Lihat ke Halaman Asli

Amy Istiqlala

A cup of tea

Penyalahgunaan Penyiaran Televisi dalam Siaran Sinetron di Indonesia

Diperbarui: 3 Mei 2020   18:39

Kompasiana adalah platform blog. Konten ini menjadi tanggung jawab bloger dan tidak mewakili pandangan redaksi Kompas.

Media. Sumber ilustrasi: PIXABAY/Free-photos

Televisi adalah suatu media penyiaran yang menyebarkan siarannya dalam bentuk audio dan video secara bersamaan. Stasiun televisi terbagi ke dalam beberapa jenis yaitu stasiun televisi komersial dan stasiun televisi non komersial, stasiun televisi publik, lokal dan nasional, dilihat dari cakupannya. Dengan kesempurnaan teknologi media, televisi mampu menjadi media penyiaran yang paling diminati dan digunakan oleh masyarakat luas pada masa sebelum adanya internet dibanding dengan media lainnya seperti radio, majalah, koran, dan media lainnya.
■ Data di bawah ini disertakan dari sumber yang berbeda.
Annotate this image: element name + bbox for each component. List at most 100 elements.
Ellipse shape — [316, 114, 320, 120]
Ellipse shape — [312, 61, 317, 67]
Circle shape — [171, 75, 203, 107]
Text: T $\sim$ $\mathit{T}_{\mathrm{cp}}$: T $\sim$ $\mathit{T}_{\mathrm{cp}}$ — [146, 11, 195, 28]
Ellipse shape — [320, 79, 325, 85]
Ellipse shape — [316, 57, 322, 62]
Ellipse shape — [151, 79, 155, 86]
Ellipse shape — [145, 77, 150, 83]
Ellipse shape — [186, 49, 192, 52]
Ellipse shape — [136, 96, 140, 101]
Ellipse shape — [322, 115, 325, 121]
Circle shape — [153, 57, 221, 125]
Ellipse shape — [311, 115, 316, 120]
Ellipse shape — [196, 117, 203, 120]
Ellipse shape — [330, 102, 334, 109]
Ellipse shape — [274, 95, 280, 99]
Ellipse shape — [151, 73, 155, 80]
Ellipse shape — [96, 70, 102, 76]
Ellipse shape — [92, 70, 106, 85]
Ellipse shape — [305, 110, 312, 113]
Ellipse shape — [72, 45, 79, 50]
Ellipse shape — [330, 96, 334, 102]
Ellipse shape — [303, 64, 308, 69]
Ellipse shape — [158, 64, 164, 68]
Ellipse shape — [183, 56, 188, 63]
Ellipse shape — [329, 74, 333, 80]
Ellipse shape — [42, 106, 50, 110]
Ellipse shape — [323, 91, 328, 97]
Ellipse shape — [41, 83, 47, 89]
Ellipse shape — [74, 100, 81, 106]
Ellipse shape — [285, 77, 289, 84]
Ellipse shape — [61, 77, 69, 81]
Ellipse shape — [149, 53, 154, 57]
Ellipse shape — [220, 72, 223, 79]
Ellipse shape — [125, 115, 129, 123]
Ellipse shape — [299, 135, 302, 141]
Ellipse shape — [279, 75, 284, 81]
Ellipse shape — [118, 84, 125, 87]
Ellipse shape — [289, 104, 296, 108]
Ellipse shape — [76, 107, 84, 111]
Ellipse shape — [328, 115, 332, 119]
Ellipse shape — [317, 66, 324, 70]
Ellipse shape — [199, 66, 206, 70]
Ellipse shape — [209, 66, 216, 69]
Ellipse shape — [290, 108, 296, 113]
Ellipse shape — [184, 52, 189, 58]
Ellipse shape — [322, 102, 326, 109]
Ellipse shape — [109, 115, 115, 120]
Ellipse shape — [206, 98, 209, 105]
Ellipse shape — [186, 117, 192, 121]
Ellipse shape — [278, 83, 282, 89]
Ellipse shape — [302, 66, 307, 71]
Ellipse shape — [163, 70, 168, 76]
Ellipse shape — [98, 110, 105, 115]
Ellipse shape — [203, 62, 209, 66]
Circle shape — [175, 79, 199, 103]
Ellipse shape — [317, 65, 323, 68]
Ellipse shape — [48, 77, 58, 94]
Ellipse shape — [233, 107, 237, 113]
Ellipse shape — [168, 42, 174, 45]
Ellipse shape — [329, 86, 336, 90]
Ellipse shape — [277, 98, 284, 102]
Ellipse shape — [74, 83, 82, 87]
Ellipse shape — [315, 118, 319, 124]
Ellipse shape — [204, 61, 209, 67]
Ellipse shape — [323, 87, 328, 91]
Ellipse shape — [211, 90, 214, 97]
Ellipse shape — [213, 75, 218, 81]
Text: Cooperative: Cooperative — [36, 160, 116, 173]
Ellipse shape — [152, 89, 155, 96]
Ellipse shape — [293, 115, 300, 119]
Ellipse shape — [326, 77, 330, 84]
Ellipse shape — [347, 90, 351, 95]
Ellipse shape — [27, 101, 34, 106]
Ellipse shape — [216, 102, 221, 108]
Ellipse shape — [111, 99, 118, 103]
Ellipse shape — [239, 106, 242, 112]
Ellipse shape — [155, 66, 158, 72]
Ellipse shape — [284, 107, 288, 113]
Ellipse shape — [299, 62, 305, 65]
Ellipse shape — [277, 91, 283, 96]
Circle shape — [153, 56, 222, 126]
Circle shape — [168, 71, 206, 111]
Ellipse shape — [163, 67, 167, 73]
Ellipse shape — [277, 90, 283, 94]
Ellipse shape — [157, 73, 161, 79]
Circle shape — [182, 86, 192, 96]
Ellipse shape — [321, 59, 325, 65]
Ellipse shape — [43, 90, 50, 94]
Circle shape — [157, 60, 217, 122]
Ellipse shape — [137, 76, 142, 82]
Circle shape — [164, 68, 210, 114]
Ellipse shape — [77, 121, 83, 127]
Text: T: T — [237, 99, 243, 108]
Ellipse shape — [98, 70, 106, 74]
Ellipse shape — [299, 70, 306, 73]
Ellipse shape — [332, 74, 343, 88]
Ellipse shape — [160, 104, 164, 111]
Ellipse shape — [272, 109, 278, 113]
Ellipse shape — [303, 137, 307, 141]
Tidak bisa dipungkiri lagi bahwa televisi pada saat ini merupakan salah satu sarana media yang tidak bisa dipisahkan dari kehidupan manusia. Karena dari televisi, orang atau masyarakat mendapatkan sebagian dari kebutuhan hidupnya yaitu informasi, hiburan, pengetahuan, dan lain sebagainya.

Bagi stasiun televisi atau rumah produksi tentunya memiliki etika dalam menayangkan siarannya, karena setiap masyarakat mengenal tentang nilai dan norma etis yang berlaku pada lingkungannya (Junaedi, 2019 : 8). Seperti halnya media yang lain, televisi turut memberikan berbagai efek bagi penontonnya, apapun bentuknya. Dapat berupa efek baik atau buruk sekalipun walaupun dasarnya televisi merupakan sebuah sarana hiburan. 
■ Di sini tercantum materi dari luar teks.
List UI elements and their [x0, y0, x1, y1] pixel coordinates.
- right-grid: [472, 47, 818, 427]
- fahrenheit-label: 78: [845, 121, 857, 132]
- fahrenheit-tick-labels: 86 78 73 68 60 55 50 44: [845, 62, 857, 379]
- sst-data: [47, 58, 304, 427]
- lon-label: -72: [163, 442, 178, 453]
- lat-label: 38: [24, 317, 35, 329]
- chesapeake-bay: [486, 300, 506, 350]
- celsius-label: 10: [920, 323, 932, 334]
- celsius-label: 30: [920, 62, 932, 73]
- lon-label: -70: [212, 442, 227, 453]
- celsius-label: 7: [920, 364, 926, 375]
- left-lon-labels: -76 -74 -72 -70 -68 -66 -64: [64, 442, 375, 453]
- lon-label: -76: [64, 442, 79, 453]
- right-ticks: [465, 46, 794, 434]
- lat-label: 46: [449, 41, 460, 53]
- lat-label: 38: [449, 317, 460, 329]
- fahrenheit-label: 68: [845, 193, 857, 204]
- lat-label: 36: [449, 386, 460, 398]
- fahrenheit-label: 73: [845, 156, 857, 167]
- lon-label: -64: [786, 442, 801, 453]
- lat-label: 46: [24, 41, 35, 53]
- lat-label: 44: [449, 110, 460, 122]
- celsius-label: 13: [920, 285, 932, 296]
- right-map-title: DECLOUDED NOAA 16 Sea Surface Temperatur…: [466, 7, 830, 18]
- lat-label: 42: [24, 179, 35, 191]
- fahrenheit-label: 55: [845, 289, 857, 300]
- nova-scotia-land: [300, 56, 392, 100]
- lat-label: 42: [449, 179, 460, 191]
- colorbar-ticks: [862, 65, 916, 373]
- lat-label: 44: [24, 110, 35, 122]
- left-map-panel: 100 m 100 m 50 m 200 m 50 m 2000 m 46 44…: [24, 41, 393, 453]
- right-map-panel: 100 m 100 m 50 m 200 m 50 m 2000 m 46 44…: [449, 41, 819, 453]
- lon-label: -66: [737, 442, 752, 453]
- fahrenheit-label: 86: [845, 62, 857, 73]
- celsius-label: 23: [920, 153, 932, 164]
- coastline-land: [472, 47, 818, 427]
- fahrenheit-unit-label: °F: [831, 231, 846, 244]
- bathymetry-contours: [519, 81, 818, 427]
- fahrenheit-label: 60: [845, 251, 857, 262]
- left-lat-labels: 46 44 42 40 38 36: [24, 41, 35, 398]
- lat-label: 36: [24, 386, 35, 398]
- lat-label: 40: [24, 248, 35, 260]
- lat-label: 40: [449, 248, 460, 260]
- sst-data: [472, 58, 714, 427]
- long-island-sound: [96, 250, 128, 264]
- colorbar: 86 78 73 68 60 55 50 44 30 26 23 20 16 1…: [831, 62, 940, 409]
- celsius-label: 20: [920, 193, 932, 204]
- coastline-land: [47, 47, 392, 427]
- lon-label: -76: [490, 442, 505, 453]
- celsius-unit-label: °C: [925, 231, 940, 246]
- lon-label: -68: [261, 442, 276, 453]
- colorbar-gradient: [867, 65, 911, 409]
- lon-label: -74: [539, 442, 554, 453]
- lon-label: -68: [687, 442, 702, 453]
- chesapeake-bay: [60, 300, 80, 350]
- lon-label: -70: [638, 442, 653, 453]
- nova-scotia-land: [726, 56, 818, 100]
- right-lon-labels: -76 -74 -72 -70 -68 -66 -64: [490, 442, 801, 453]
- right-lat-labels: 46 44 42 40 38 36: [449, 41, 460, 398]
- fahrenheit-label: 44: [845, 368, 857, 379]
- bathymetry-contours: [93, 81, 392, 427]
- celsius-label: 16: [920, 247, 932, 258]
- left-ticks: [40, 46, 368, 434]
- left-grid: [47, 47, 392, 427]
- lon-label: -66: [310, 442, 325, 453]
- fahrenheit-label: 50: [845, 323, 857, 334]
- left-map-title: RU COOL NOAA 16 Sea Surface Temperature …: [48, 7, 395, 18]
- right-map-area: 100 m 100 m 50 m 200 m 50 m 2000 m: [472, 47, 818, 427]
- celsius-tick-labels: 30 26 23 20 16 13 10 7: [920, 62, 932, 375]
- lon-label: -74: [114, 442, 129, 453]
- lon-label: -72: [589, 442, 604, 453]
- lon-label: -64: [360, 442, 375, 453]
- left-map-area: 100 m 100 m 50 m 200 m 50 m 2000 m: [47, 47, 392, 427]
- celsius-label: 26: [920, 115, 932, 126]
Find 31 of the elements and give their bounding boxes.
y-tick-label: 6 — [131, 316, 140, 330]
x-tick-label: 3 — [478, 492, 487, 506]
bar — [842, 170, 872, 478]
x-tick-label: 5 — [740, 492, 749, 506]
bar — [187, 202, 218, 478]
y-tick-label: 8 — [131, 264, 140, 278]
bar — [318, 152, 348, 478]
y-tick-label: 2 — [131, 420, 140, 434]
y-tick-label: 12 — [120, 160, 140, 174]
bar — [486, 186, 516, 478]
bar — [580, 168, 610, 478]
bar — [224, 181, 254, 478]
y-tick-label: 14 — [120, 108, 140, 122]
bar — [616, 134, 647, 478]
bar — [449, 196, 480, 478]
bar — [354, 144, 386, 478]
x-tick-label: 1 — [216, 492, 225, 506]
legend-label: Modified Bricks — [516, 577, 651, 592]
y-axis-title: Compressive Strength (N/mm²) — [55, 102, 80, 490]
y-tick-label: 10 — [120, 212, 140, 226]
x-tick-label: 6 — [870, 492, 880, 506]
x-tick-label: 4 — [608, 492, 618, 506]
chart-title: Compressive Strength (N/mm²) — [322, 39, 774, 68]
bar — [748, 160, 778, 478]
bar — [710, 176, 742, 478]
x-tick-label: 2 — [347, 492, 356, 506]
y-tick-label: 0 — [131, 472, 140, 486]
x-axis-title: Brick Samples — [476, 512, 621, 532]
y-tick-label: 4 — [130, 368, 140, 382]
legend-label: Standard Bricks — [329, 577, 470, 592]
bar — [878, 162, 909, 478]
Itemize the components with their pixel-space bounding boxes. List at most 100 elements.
Tontonan televisi sempat menjadi hal yang mengkhawatirkan bagi anak-anak di Amerika. Pada tahun 1950-an, beberapa penonton berusia anak-anak mengalami patah tulang karena terjun dari atap garasi rumah mereka karena mengimitasi aksi Superman yang mereka tonton dari televisi (Straubhaar, LaRose, dan Davenport dalam Putri : 2019, 107). Setelah membaca dan mendengarkan, manusia juga melakukan penglihatan kepada lingkungan sekitarnya. 

Menyaksikan acara kebudayaan dan pesta-pesta bangsawan merupakan hal yang menarik pada zaman dahulu, sampai akhirnya mulai memasuki era perfilman di awal abad 20 yang dimulai oleh industri Hollywood, manusia seakan candu dengan kegiatan melihat dan menyaksikannya yang menjelma menjadi kegiatan menonton yang terdengar sangat monoton. Tanpa pembelajaran. Inilah yang kemudian membuat budaya penyerapan informasi atau wawasan yang buruk (Anggoro : 2015)

Dewasa ini, undang-undang penyiaran serta Pedoman Perilaku Penyiaran (P3) dan Standar Program Siaran (SPS) sepertinya sudah tidak lagi menjadi etika yang dihormati sebagai poin-poin penting dalam mengatur sebuah penayangan atau penyiaran program di stasiun televisi. Indonesia kini mencapai titik dimana edukasi itu penting, namun rating adalah yang utama. Salah satunya yang terjadi pada penayangan sinetron di beberapa stasiun televisi khususnya stasiun televisi swasta. 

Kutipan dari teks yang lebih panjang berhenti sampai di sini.